Minhas dúvidas sobre Papai Noel (Hilton)

MINHAS DÚVIDAS SOBRE PAPAI NOEL
Hilton Görresen
Eu não acreditava em Papai Noel, acreditando. A gente nunca sabe… Dizem que o bom velhinho, apesar de toda aquela pança, entrava em nossa casa pela chaminé. Mas como, se lá em casa não havia chaminé?

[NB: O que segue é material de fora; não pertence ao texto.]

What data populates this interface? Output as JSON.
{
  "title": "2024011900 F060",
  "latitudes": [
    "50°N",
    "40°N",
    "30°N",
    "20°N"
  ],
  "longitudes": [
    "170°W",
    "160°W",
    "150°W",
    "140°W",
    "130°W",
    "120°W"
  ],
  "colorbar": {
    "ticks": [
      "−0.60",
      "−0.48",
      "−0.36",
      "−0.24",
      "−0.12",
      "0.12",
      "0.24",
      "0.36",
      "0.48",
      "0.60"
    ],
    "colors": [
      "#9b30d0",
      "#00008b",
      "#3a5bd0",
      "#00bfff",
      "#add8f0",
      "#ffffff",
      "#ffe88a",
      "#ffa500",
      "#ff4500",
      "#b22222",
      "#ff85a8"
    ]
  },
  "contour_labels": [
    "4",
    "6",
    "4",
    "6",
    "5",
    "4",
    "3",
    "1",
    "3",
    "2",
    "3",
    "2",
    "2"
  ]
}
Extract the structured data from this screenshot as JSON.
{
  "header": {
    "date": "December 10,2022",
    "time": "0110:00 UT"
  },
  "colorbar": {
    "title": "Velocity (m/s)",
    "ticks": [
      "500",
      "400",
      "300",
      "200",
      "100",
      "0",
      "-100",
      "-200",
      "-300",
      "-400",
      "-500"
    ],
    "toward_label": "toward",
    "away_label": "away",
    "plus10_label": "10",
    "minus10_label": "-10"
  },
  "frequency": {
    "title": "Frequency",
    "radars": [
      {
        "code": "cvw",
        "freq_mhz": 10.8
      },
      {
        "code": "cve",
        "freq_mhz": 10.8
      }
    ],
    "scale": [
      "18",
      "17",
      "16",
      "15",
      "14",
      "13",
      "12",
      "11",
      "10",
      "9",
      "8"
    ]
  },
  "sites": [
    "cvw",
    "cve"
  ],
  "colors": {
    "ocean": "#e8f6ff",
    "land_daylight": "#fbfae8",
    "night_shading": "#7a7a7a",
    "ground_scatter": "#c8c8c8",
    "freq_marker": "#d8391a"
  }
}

Meu pai nos mandava sair e ficar aguardando no cais em frente, enquanto Papai Noel depositava os presentes debaixo da pequena árvore enfeitada.
Comecei a desconfiar de que aquele negócio todo era balela quando, uma semana antes do Natal, descobri embrulhadinha no guarda-roupa de meu pai uma bola de futebol de couro, a mesma que eu havia pedido ao bom velhinho.
Para intensificar minhas suspeitas, descobri que o velhinho de vermelho e barbas brancas que algumas vezes vinha em pessoa nos entregar os presentes tinha voz parecida com a da filha de nosso vizinho, seu Tomé, embora tentasse disfarçá-la, procurando falar grosso. Mesmo assim, eu sentia certo receio, pois o desgramado sabia todas as travessuras que eu havia feito. Pensei em dar um puxão na sua barba para confirmar; mas, e se fosse mesmo Papai Noel? Perigava ele não atender mais minha lista de pedidos. Passava meia hora todas as noites, antes de dormir, fazendo minhas reivindicações e, não sei por que motivo, o velhinho só me trazia uma pequena parte delas. Pedia um pônei de verdade e recebia um cavalinho de madeira.
Desconfiei também de um sujeito barbudo que passava sempre em minha rua, mais velho do que o primeiro catecismo do Papa. Um dia resolvi abordá-lo:
– O senhor é que é o Papai Noel?
Ele me olhou carrancudo:
– Menino, vai te bugiá!
Não preciso dizer que a terrível dúvida continuou. Mas era capaz de Papai Noel existir mesmo, pois até os comerciantes, que eram adultos, acreditavam nele, principalmente seu Ademar Branco, que tinha uma loja de brinquedos.
Fosse quem fosse o Papai Noel, a gente costumava ganhar bons presentes. Bolas, jogos, futebol de botão, almanaques de gibi de fim de ano. Armas de brinquedo, a gente ganhava em todo Natal. Eutinha em casa um verdadeiro arsenal, de dar inveja a muito traficante. Era um tempo de culto ao velho faroeste. Nossa principal brincadeira era o “camone”, corruptela de “came on”, expressão dita pelo mocinho com a arma apontada para seus inimigos.
Na manhã seguinte, não se podia faltar à missa solene na Igreja Matriz. Tinha vontade de ficar em casa, curtindo meus novos brinquedos, mas Deus que me livrasse se a Madre Superiora do colégio não me visse na igreja.
Hoje, sei da simples e boa verdade: Papai Noel somos nós, pais e avós.